Am Buch mitgeschrieben haben frühere Beteiligte mit einer unterschiedlichen Perspektive auf das Vorhaben – Arbeiter, Angestellte und Ingenieure von der Baustelle und von Zulieferbetrieben, frühere Direktoren und Verantwortliche aus zentralen Leitungsgremien – Männer und Frauen – Ostdeutsche und Westdeutsche, Ukrainer und Tschechen. Vorgegeben war ihnen lediglich die Verantwortlichkeit für den eigenen Text und die realitäts-treue Darstellung der Fakten; die Wertung der Dinge stand jedem frei. Durch ihre unterschiedlichen Einblicke in die Hintergründe des Vorhabens und ihre verschiedenen Sichtweisen ergeben sich Berichte verschiedener Bandbreite und auch konträre Aussagen.
Viele der früheren Baubeteiligten haben seit Abschluss ihres Einsatzes nichts mehr vom BAK Kriwoi Rog gehört.

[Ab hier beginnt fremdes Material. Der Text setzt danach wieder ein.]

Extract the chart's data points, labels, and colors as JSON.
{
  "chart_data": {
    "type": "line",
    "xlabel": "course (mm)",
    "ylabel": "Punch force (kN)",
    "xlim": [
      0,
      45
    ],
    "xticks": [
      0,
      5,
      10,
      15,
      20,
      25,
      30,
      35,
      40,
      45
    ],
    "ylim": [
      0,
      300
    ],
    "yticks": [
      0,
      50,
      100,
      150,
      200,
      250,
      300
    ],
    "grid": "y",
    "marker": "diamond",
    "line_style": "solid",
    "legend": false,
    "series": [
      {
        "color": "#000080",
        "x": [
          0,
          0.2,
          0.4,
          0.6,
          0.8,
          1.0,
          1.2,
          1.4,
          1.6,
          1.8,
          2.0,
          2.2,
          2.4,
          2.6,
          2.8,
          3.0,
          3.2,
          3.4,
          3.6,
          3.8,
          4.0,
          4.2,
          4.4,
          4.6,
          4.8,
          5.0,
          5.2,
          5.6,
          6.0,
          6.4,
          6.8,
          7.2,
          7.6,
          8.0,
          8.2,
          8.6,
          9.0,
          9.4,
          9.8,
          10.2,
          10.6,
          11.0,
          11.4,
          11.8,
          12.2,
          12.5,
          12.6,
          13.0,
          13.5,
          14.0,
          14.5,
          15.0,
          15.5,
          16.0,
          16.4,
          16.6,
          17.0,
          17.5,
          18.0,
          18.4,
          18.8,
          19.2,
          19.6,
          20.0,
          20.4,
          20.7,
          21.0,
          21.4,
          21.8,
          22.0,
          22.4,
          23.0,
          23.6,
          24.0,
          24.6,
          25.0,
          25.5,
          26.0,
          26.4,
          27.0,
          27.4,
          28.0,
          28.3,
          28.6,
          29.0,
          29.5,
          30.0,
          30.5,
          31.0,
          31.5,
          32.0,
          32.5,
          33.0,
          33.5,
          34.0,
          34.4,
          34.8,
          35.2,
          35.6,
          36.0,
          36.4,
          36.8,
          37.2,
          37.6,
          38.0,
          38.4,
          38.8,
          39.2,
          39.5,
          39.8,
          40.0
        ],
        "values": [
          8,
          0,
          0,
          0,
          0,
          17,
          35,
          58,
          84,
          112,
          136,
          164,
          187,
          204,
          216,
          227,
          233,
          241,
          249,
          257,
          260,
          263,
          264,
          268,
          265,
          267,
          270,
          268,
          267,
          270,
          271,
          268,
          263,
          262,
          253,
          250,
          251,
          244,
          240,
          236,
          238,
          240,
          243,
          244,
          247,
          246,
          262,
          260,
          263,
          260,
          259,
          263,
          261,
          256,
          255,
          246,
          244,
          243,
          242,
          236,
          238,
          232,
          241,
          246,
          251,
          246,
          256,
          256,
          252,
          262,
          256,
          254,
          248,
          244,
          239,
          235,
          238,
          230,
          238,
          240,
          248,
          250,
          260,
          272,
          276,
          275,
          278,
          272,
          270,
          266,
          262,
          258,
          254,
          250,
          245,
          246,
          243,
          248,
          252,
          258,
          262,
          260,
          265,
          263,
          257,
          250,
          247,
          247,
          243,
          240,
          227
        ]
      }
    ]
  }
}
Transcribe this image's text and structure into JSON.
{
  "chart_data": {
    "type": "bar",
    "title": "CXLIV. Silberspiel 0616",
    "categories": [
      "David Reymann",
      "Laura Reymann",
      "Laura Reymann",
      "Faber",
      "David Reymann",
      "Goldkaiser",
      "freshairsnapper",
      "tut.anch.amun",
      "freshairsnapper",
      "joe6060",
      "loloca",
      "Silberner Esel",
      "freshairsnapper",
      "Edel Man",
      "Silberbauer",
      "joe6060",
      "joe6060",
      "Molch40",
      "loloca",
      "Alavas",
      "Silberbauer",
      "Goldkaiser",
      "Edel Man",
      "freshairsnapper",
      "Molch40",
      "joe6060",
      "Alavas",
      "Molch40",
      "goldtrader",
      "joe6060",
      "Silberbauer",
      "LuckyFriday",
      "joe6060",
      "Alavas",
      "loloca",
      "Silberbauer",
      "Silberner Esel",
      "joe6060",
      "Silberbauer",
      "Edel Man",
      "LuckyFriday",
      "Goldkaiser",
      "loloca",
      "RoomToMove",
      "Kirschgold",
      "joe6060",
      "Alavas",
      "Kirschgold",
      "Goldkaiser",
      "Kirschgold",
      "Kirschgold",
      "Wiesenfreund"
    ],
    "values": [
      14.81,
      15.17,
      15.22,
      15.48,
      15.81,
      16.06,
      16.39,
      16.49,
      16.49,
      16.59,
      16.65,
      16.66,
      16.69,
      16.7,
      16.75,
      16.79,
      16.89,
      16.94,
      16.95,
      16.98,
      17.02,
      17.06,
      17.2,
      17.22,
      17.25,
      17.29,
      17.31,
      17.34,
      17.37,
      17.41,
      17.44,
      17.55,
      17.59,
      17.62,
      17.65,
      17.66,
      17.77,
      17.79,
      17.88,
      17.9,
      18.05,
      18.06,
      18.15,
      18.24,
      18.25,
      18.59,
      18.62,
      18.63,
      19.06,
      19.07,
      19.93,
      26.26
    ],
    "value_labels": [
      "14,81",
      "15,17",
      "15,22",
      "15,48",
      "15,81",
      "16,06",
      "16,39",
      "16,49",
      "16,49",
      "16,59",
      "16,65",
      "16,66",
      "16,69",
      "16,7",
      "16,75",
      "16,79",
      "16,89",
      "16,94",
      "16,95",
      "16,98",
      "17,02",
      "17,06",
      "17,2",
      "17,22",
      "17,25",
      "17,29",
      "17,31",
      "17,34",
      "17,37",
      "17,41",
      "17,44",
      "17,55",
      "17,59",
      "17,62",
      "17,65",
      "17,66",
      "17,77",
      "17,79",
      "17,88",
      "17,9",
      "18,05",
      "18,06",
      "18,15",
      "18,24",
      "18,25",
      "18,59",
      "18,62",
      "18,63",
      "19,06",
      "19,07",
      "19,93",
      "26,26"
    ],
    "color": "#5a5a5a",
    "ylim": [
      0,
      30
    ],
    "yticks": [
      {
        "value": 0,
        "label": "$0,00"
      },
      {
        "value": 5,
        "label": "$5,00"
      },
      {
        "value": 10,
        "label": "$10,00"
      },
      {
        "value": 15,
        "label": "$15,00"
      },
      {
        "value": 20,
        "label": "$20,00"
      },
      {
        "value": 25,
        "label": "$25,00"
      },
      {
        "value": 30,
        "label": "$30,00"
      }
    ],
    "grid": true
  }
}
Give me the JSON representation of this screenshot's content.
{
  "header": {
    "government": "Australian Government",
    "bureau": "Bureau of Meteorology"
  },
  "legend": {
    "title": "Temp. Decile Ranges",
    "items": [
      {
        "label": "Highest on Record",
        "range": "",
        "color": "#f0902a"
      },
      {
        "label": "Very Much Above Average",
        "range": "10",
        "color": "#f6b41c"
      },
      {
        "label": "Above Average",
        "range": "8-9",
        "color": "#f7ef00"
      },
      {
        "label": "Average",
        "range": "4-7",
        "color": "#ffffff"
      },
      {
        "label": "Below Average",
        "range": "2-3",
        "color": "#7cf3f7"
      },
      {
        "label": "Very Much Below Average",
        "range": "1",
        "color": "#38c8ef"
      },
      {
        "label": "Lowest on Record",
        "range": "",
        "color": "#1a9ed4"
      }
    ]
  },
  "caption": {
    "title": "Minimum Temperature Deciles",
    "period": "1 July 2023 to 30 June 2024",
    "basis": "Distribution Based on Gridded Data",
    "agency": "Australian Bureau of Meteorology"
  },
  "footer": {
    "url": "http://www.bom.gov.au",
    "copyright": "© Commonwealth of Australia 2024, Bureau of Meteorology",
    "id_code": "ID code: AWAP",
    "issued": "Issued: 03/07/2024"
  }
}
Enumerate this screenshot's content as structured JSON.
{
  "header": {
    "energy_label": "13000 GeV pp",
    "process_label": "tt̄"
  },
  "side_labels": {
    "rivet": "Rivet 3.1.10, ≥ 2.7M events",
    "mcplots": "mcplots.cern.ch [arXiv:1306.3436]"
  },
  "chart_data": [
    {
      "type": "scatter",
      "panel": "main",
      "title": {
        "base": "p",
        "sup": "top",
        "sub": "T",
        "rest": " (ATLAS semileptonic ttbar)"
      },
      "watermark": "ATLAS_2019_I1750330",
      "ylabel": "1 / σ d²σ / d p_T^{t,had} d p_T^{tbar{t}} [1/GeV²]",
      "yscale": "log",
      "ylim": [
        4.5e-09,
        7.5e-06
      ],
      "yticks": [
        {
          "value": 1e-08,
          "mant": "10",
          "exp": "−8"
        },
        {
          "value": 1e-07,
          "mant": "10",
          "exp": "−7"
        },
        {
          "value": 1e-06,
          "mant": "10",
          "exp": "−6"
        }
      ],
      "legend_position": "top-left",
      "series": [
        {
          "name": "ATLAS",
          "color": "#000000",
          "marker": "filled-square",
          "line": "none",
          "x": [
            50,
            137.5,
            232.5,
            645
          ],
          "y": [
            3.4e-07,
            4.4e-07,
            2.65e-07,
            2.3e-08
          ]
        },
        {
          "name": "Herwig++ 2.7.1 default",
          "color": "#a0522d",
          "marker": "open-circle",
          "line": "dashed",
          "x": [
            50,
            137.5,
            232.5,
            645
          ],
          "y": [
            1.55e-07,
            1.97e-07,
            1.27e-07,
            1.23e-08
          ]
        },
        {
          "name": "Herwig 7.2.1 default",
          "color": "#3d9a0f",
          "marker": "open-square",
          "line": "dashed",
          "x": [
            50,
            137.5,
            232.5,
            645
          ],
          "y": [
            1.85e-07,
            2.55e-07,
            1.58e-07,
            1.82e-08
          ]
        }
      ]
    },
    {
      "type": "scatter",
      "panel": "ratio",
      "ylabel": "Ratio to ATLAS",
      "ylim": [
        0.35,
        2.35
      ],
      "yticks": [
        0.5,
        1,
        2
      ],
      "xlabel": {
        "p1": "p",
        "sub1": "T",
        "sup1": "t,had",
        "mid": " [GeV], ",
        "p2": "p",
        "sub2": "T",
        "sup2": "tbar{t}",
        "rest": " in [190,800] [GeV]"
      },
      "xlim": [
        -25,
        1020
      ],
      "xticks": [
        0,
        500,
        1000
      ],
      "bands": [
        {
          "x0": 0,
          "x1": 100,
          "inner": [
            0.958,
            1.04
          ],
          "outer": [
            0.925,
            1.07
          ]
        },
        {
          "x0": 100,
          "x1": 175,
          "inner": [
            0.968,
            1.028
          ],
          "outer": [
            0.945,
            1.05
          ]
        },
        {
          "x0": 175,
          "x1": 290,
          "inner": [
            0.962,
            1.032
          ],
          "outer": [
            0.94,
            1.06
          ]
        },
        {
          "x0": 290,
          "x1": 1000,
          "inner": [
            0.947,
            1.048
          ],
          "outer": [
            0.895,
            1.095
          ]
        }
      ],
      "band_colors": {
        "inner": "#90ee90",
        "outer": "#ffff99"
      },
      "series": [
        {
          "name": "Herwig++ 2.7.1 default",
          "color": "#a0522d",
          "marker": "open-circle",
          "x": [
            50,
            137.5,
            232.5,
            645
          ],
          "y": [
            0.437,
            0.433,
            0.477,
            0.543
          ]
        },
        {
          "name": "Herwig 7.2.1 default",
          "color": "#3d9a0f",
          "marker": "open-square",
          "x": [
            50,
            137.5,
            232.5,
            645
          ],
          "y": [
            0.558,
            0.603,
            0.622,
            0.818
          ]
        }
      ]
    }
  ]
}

So wollen wir hier auch Antwort geben auf die Fragen: Wie ging es nach dem deutschen Baustopp weiter auf der Baustelle? Wie steht es heute um das BAK Kriwoi Rog? Hat es eine Perspektive?
Zwei Anmerkungen seien vorausgeschickt. Trotz des Umfangs des Buches konnten wir nicht alle besonders bemerkenswerten und ungewöhnlichen Dinge aufschreiben; viele große Leistungen, die bei der Errichtung des Kombinats vollbracht wurden, müssen unerwähnt bleiben. Und trotz all der angeschnittenen historischen, wirtschaftlichen und fachlichen Fragen und angeführten Daten kann und soll dieses Buch keine wissenschaftliche Abhandlung sein, deren Fakten und Zahlen völlig widerspruchsfrei und nachprüfbar sind. Zur Erarbeitung eines solchen Werkes fehlten uns zum einen die entsprechenden finanziellen Voraussetzungen und Zeitressourcen, der Zugang zu wichtigen Archiven und die Bereitschaft einiger der früher maßgeblichen Beteiligten zur Mitarbeit. Manche Kennzahlen waren einfach auch im Fluss oder wurden nie genau erfasst. Zum anderen sind die meisten unserer Mitautoren doch zu sehr Nostalgiker ihres Vorhabens, um objektiv-distanziert urteilen zu können. Wichtiger war uns vielmehr, die jetzt schon immer mehr schwindenden Erinnerungen an dieses ungewöhnliche Bauvorhaben festzuhalten und zu vermitteln und dabei lebendig zu zeigen, dass Eisenerz ein interessanter Stoff ist, der nicht nur zur Eisengewinnung taugt, sondern auf dem sich auch gute Kameradschaft und beständige Freundschaft gründen lassen. Und wichtig ist uns auch, mit diesem Buch unseren früheren ukrainischen Kollegen am BAK in Dolinskaja ein Zeichen der Ermutigung für die Fertigstellung ihres Bergbau- und Aufbereitungskombinates zu geben.